A vicious wind and rain storm moved through New Jersey causing flooding and flight cancellations. I only vaguely remember the storm but it must have been bad because the airline preemptively cancelled Matt’s flight to North Carolina for April 7, 2017. Yes, he had to go back so soon. Though only a week had passed since the infusion, and nobody expected to see side effects or even results for months, the trial protocol was strict. He was to return one week after the infusion for blood work and labs. Then a week after again for more blood work and labs and then two weeks after for a MRI, then monthly visits, which would turn into every other month visits, and then the trial protocol was done. Hooray?
For these first two appointments, which would be nothing but blood work, labs, and a check-in with the clinical trial nurse, the plan was that Matt would travel alone. Fly in early morning, fly out by afternoon. Easy as can be. Except, neither appointment ended up being particularly easy—and April 7th’s flight cancellation was the easier of the two. The Duke medical team allowed Matt to get his blood drawn locally and sent to Duke for testing. It meant he missed some of the other workup, but they’d see him in a week and no big deal.
For me, at least. For Matt, it meant getting on the phone to get the prescription he needed, finding a lab, waiting a million hours to be seen, getting his blood drawn, and making sure the workup was sent to the right place.
At this stage in our story, I was not the point person for the doctors and schedulers. Matt made the phone calls, he drove himself to the lab, he handled his own care and I was simply back up, a role I didn’t mind and one that allowed me to convince myself nothing had changed.
After Matt’s craniotomy in June 2016, the neurosurgeon who performed the resection found me and Matt’s dad in the waiting area. He led us around the corner to a line of plastic chairs where we sat in a row and angled ourselves to look at each other. With a practiced gravity, the neurosurgeon told us that he believed, from experience, that the tumor he removed from Matt’s brain was in fact malignant; it looked cancerous. He gave us an education in what the treatment would look like: Temodar and daily radiation for the first six weeks. He said patients generally can drive themselves to radiation and then go to work after. He knew a lawyer who did exactly that. He said it’ll be nothing but an annoyance and our life won’t change.
Our life won’t change. He’ll make it to his kids’ high school graduation.

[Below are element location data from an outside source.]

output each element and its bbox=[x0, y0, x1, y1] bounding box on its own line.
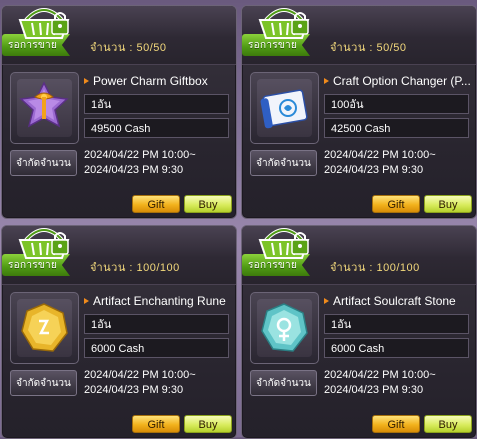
ribbon-label: รอการขาย bbox=[8, 40, 58, 51]
limit-quantity-button[interactable]: จำกัดจำนวน bbox=[10, 370, 77, 396]
item-name: Artifact Enchanting Rune bbox=[84, 294, 234, 310]
amount-field: 1อัน bbox=[324, 314, 469, 334]
buy-button[interactable]: Buy bbox=[424, 195, 472, 213]
item-name: Craft Option Changer (P... bbox=[324, 74, 474, 90]
amount-field: 1อัน bbox=[84, 314, 229, 334]
item-name-text: Artifact Soulcraft Stone bbox=[333, 294, 456, 308]
locked-basket-icon bbox=[16, 6, 72, 42]
limit-quantity-button[interactable]: จำกัดจำนวน bbox=[10, 150, 77, 176]
buy-button[interactable]: Buy bbox=[184, 415, 232, 433]
gift-button[interactable]: Gift bbox=[132, 415, 180, 433]
limit-quantity-button[interactable]: จำกัดจำนวน bbox=[250, 370, 317, 396]
product-card: รอการขาย จำนวน : 100/100 Artifact Soulcr… bbox=[241, 225, 477, 439]
sale-end-date: 2024/04/23 PM 9:30 bbox=[324, 164, 424, 176]
ribbon-label: รอการขาย bbox=[248, 40, 298, 51]
price-field: 49500 Cash bbox=[84, 118, 229, 138]
quantity-label: จำนวน : 100/100 bbox=[90, 262, 180, 274]
gold-rune-icon bbox=[17, 299, 72, 357]
item-name-text: Power Charm Giftbox bbox=[93, 74, 208, 88]
amount-field: 1อัน bbox=[84, 94, 229, 114]
sale-end-date: 2024/04/23 PM 9:30 bbox=[324, 384, 424, 396]
amount-field: 100อัน bbox=[324, 94, 469, 114]
item-icon-frame[interactable] bbox=[10, 72, 79, 144]
cyan-stone-icon bbox=[257, 299, 312, 357]
locked-basket-icon bbox=[16, 226, 72, 262]
limit-quantity-button[interactable]: จำกัดจำนวน bbox=[250, 150, 317, 176]
purple-giftbox-icon bbox=[17, 79, 72, 137]
blue-scroll-icon bbox=[257, 79, 312, 137]
quantity-label: จำนวน : 50/50 bbox=[330, 42, 407, 54]
ribbon-label: รอการขาย bbox=[248, 260, 298, 271]
bullet-arrow-icon bbox=[84, 77, 89, 84]
item-name: Artifact Soulcraft Stone bbox=[324, 294, 474, 310]
item-icon-frame[interactable] bbox=[250, 72, 319, 144]
item-name-text: Craft Option Changer (P... bbox=[333, 74, 471, 88]
locked-basket-icon bbox=[256, 6, 312, 42]
gift-button[interactable]: Gift bbox=[372, 415, 420, 433]
product-card: รอการขาย จำนวน : 50/50 Craft Option Chan… bbox=[241, 5, 477, 219]
product-card: รอการขาย จำนวน : 100/100 Artifact Enchan… bbox=[1, 225, 237, 439]
item-name-text: Artifact Enchanting Rune bbox=[93, 294, 226, 308]
bullet-arrow-icon bbox=[84, 297, 89, 304]
item-icon-frame[interactable] bbox=[10, 292, 79, 364]
sale-start-date: 2024/04/22 PM 10:00~ bbox=[324, 149, 436, 161]
item-name: Power Charm Giftbox bbox=[84, 74, 234, 90]
sale-start-date: 2024/04/22 PM 10:00~ bbox=[84, 149, 196, 161]
gift-button[interactable]: Gift bbox=[132, 195, 180, 213]
item-icon-frame[interactable] bbox=[250, 292, 319, 364]
sale-start-date: 2024/04/22 PM 10:00~ bbox=[84, 369, 196, 381]
bullet-arrow-icon bbox=[324, 77, 329, 84]
price-field: 6000 Cash bbox=[324, 338, 469, 358]
price-field: 6000 Cash bbox=[84, 338, 229, 358]
price-field: 42500 Cash bbox=[324, 118, 469, 138]
locked-basket-icon bbox=[256, 226, 312, 262]
sale-end-date: 2024/04/23 PM 9:30 bbox=[84, 164, 184, 176]
product-card: รอการขาย จำนวน : 50/50 Power Charm Giftb… bbox=[1, 5, 237, 219]
sale-end-date: 2024/04/23 PM 9:30 bbox=[84, 384, 184, 396]
buy-button[interactable]: Buy bbox=[424, 415, 472, 433]
buy-button[interactable]: Buy bbox=[184, 195, 232, 213]
quantity-label: จำนวน : 100/100 bbox=[330, 262, 420, 274]
gift-button[interactable]: Gift bbox=[372, 195, 420, 213]
ribbon-label: รอการขาย bbox=[8, 260, 58, 271]
sale-start-date: 2024/04/22 PM 10:00~ bbox=[324, 369, 436, 381]
quantity-label: จำนวน : 50/50 bbox=[90, 42, 167, 54]
bullet-arrow-icon bbox=[324, 297, 329, 304]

Those were the words, spoken from various doctors, that I held onto, that I parroted back when asked how Matt was doing, that I repeated to myself when anxiety clawed through my dreams. And the neurosurgeon was right. At first. Things changed but the outlines of our normal life were still there. But at some point Matt’s disease progressed off the determined path, acted out in ways no doctor could have guessed and we were so deeply entrenched in those promises, spoken so early on, that we continued to believe nothing had changed until things had changed so drastically that we couldn’t recognize our lives at all.